17 novembre. Si potrebbe scrivere un libro sorprendente sugli aspetti della vita giapponese che nessun forestiero può comprendere…
In quel libro andrebbe incluso lo studio di certe rare ma terribili conseguenze della collera.
I giapponesi assai di rado si abbandonano a manifestazioni di collera.
È una regola generale, valida per tutta la nazione.
Persino tra la gente comune ogni intenzione minacciosa tende ad assumere la forma della sorridente promessa di non dimenticare la vostra gentilezza e di serbarvi eterna gratitudine. (Non crediate, però, che in questo vi si sia dell'ironia, come la intendiamo di qua..

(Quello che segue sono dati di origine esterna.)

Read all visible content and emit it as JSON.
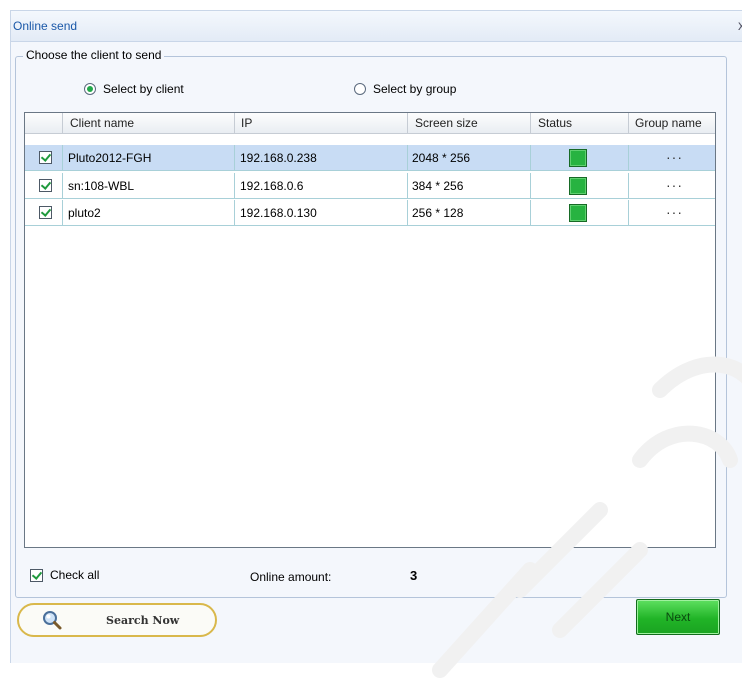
{
  "window": {
    "title": "Online send",
    "close_glyph": "x"
  },
  "group": {
    "legend": "Choose the client to send"
  },
  "radios": {
    "by_client": {
      "label": "Select by client",
      "selected": true
    },
    "by_group": {
      "label": "Select by group",
      "selected": false
    }
  },
  "table": {
    "headers": [
      "Client name",
      "IP",
      "Screen size",
      "Status",
      "Group name"
    ],
    "rows": [
      {
        "checked": true,
        "client": "Pluto2012-FGH",
        "ip": "192.168.0.238",
        "size": "2048 * 256",
        "status": "online",
        "group": "···"
      },
      {
        "checked": true,
        "client": "sn:108-WBL",
        "ip": "192.168.0.6",
        "size": "384 * 256",
        "status": "online",
        "group": "···"
      },
      {
        "checked": true,
        "client": "pluto2",
        "ip": "192.168.0.130",
        "size": "256 * 128",
        "status": "online",
        "group": "···"
      }
    ]
  },
  "footer": {
    "check_all_label": "Check all",
    "online_amount_label": "Online amount:",
    "online_amount_value": "3",
    "search_button": "Search Now",
    "next_button": "Next"
  },
  "colors": {
    "accent_green": "#21b427",
    "title_blue": "#1a58a8",
    "search_border": "#d9b84b"
  }
}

è solo un eufemismo: il non chiamare le "cose brutte" con il loro nome).
Ma quella promessa può anche voler dire morte.
Quando arriva, la vendetta arriva all'improvviso.
Né la distanza né il tempo, entro o fuori i confini dell'impero, sono di ostacolo al vendicatore, che può percorrere anche cinquanta miglia al giorno con un minuscolo fagotto come unico bagaglio, e la cui pazienza è pressoché infinita.
Potrà usare il coltello, ma è molto più probabile che scelga la spada: una spada giapponese.

Questa, nelle mani di un giapponese, è l'arma più letale che esiste: un uomo in preda alla collera può.. .
Non accade spesso che l'assassino tenti la fuga.
La tradizione esige che, dopo aver tolto la vita a un altro, il vendicatore la tolga anche a se stesso.
Per questo motivo, cadere nelle mani della polizia significherebbe disonorare il proprio nome.
Avrà fatto tutti preparativi necessari: scritto le lettere, dato disposizioni per il suo funerale e magari — come è accaduto in un caso raccapricciante l'anno scorso — persino inciso la propria lapide.

E a vendetta compiuta si ucciderà.

 

Non lontano dalla città, nel villaggio di Sugikamimura, è avvenuta di recente una di queste tragedie, per noi difficili da comprendere.
Interpreti principali:
Narumatsu Ichirò, giovane bottegaio;
sua moglie 0-Noto, ventenne, con cui era sposato da un anno appena;
lo zio materno di 0-Noto, un certo Sugimoto Kasaku, uomo d'indole violenta che tempo addietro era stato in prigione.
La tragedia si è svolta in quattro atti.
(ma dovrete portar un pò di pazienza)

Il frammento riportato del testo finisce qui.